Whenever I tell people I go SCUBA diving, the automatic assumption is I must be filthy rich to have chosen an expensive hobby. I am not. I’m a middle-class millennial working at a start-up company and paid with a Filipino salary. How rich do you think can I get? Diving in the Philipines on a budget is possible, but it takes a lot of creativity.
Typical Budget for a Weekend Dive in the Philippines
First of all, I never realized how expensive diving can be until I started going on trips after my certification. Here’s a sample computation for one weekend in Anilao, Batangas, which is just a two-hour drive from Manila:
Transportation (fuel+toll): Php 2,000
Accommodation: Php, 3,500, full board meals
Beer: Php 210 (Php 70 per bottle, and I usually consume 3 after the dives)
Dive: Php 4,500 (Php 1,500 per dive)
Lunch on trip home: Php 300
TOTAL: Php 10,510 spent in a span of two days
Unfortunately, that’s the way things go, and diving isn’t something I am willing to give up soon. This begs the question – how do you do it?
A Few Tips on Diving on a Budget in the Philippines
I am not a good saver, to be honest. I live a certain lifestyle that makes me spend frivolously, mostly on food and alcohol. But I do a few things that actually help, and here’s something a big spender like you might find useful:
1. Ditch the fancy accommodations and stay outdoors
I go on dive trips by myself most of the time, and going solo might not always be the most economical thing to do. Nobody to share transportation with, nobody to share large servings with, nobody to split boat rentals with.
But one thing that truly helps is looking for a place with a nice beachfront and crappy interiors. I usually stay in huts facing pristine waters. All I need is a bed, really, and I spend the rest of the day either on the beach or diving. At Php 500 a day, you have a lot of money left over for your dives.
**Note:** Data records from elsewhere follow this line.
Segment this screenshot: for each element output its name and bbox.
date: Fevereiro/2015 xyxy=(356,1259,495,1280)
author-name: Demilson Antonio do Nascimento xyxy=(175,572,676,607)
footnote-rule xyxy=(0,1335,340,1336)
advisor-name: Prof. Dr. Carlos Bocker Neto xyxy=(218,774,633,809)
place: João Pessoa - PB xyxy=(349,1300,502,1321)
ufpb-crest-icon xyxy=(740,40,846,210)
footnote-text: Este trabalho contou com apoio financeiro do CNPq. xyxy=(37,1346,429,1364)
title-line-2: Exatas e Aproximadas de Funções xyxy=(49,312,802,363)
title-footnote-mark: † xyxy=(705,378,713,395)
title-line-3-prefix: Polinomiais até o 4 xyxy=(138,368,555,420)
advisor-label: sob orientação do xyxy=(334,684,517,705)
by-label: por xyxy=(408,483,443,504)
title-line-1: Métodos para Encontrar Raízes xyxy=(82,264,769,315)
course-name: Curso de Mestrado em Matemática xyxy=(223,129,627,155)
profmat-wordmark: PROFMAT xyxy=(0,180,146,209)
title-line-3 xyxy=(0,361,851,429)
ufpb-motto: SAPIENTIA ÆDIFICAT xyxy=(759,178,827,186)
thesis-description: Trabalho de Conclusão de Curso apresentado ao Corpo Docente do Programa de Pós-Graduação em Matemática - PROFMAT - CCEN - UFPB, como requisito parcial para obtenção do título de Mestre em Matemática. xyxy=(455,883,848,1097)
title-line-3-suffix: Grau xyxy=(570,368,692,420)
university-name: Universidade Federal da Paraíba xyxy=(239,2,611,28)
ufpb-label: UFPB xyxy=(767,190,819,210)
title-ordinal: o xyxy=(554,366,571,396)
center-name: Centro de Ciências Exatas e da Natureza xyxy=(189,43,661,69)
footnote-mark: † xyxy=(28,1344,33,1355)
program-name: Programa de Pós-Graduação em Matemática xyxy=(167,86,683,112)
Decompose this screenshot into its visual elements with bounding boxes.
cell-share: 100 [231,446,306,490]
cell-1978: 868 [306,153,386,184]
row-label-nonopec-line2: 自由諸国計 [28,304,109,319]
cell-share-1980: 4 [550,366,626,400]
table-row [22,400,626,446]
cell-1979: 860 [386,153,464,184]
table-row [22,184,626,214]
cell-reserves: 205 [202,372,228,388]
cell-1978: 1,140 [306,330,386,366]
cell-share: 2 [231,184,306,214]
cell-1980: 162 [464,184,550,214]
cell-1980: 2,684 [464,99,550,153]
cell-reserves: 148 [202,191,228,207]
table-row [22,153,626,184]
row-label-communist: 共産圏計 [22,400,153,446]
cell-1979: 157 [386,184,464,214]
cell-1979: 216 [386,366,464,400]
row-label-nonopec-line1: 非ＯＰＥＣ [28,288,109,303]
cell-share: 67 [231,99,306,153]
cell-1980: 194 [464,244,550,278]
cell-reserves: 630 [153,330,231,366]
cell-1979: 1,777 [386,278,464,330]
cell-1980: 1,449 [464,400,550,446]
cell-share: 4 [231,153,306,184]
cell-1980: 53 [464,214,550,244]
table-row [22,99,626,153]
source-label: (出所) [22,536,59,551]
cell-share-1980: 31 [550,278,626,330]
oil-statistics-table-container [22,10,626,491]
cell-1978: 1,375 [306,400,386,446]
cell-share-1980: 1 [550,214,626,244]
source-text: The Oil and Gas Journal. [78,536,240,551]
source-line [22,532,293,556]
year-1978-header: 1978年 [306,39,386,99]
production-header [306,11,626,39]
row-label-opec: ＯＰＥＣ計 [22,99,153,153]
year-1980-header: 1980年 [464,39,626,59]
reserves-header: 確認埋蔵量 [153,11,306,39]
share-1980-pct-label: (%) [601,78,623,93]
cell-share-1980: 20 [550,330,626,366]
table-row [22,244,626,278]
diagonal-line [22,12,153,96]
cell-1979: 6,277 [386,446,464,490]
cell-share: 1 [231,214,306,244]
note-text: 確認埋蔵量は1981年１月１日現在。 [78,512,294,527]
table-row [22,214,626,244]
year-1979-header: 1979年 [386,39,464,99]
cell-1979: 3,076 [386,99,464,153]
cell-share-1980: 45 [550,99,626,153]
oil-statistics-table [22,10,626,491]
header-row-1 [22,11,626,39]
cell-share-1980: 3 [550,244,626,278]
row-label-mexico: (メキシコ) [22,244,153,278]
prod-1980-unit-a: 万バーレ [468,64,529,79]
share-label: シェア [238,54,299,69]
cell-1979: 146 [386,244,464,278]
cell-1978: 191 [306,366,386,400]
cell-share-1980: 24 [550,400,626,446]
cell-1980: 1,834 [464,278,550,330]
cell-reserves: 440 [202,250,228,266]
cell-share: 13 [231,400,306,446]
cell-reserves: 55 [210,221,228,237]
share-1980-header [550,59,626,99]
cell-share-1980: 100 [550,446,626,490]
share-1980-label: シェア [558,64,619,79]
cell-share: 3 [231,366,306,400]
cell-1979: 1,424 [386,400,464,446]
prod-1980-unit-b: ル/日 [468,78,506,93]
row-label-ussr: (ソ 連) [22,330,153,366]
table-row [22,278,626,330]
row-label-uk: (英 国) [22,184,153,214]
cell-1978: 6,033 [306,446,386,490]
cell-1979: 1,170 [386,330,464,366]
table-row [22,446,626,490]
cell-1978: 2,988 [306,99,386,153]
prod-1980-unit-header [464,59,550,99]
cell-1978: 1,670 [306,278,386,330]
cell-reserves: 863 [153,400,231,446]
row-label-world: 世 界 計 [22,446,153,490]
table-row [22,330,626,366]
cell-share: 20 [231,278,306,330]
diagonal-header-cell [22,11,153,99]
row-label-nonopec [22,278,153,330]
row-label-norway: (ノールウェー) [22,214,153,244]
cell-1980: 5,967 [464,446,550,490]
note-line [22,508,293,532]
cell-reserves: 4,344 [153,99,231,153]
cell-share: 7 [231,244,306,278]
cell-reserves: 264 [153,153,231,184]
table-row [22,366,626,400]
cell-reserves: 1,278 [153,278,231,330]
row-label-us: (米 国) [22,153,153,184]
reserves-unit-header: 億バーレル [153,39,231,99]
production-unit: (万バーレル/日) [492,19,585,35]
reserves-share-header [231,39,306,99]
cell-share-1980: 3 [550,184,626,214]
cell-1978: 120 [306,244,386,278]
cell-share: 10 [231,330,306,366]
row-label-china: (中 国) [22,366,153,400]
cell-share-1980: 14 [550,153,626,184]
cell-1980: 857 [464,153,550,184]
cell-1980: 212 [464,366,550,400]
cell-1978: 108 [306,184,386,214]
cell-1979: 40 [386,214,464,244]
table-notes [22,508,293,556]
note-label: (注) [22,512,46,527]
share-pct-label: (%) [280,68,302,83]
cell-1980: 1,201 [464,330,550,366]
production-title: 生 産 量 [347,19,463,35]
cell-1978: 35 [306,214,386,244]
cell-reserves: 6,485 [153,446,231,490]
2. Make sure there are other divers with a scheduled trip
I once made a mistake of just showing up randomly at a dive shop and ended up being the only diver. That meant I had to pay for the boat rental by myself, plus my dives. The three dives cost me Php 7,000 because I had nobody to share the boat with.
Now, I research dive shops in advance and call them to ask if there are scheduled trips or other divers I can join. You get to save on rental costs, plus you get to meet new friends.
3. Buy your stuff on Lazada
Lazada is a treasure trove of cheap, unbranded items that you can take diving. It takes a while to scour through bajillions of listings, but that’s where I got the following:
- Aqua shoes (for Php 750. They’re not proper booties, but I just need something I can walk on rocks with and fits in my fins)
- GoPro 3 filter (a set of 4 that you snap onto the case was Php 800)
- 5L Waterproof bag (Php 500, and my stuff haven’t been flooded yet, so it works!)
- 40L Backpack (Php 1,000 for an obscure brand, but it’s pink, it has survived 3 years of travel, and it has a laptop compartment!)
I used to be very brand conscious, thinking that branded items are more reliable, but some things are just less important than going on the actual trip. Besides, nobody notices, or cares, about what you bring along anyway.
4. Befriend the staff
This is the absolutely best thing you can do on a trip, especially if you’re traveling alone. I have been given countless freebies by being friendly with the staff. I’ve been upgraded to a real room, given extra servings of food, given discounts for gear rental, and even a free dive. Filipinos are generous and hospitable by nature, and a little compassion goes a long way.
And I’m not just talking about saying “hi” when you see them. I mean listening to their life stories (every Filipino has a very interesting life story in the province), sitting with them during meals, and simply hanging out with them during your off-time.
I don’t do this for the sake of the freebies, okay, but it surely helps.
5. Sacrifice dinners out and drinks two weeks before your trip
I am not someone to save up for anything (even life insurance, unfortunately), so you can’t tell me to set aside Php 10,000 per month as a travel fund. I just can’t, and that’s a very sad reality for a grown woman.
I do, however, feel the pressure of being able to afford a trip I already booked a couple of weeks before I leave. So I simply say “no” to all the invitations for dinner and drinks for two weeks, and I can save as much as Php 10,000 for the trip. Outside of Manila, Php 10,000 is more than enough for you to survive.
I know these tips aren’t exactly mind-blowing, but if you think diving is too expensive, you’re absolutely right. But it’s not impossible either, and a few sacrifices are worth every effort if you get to spend a couple of hours under the perfection that is underwater.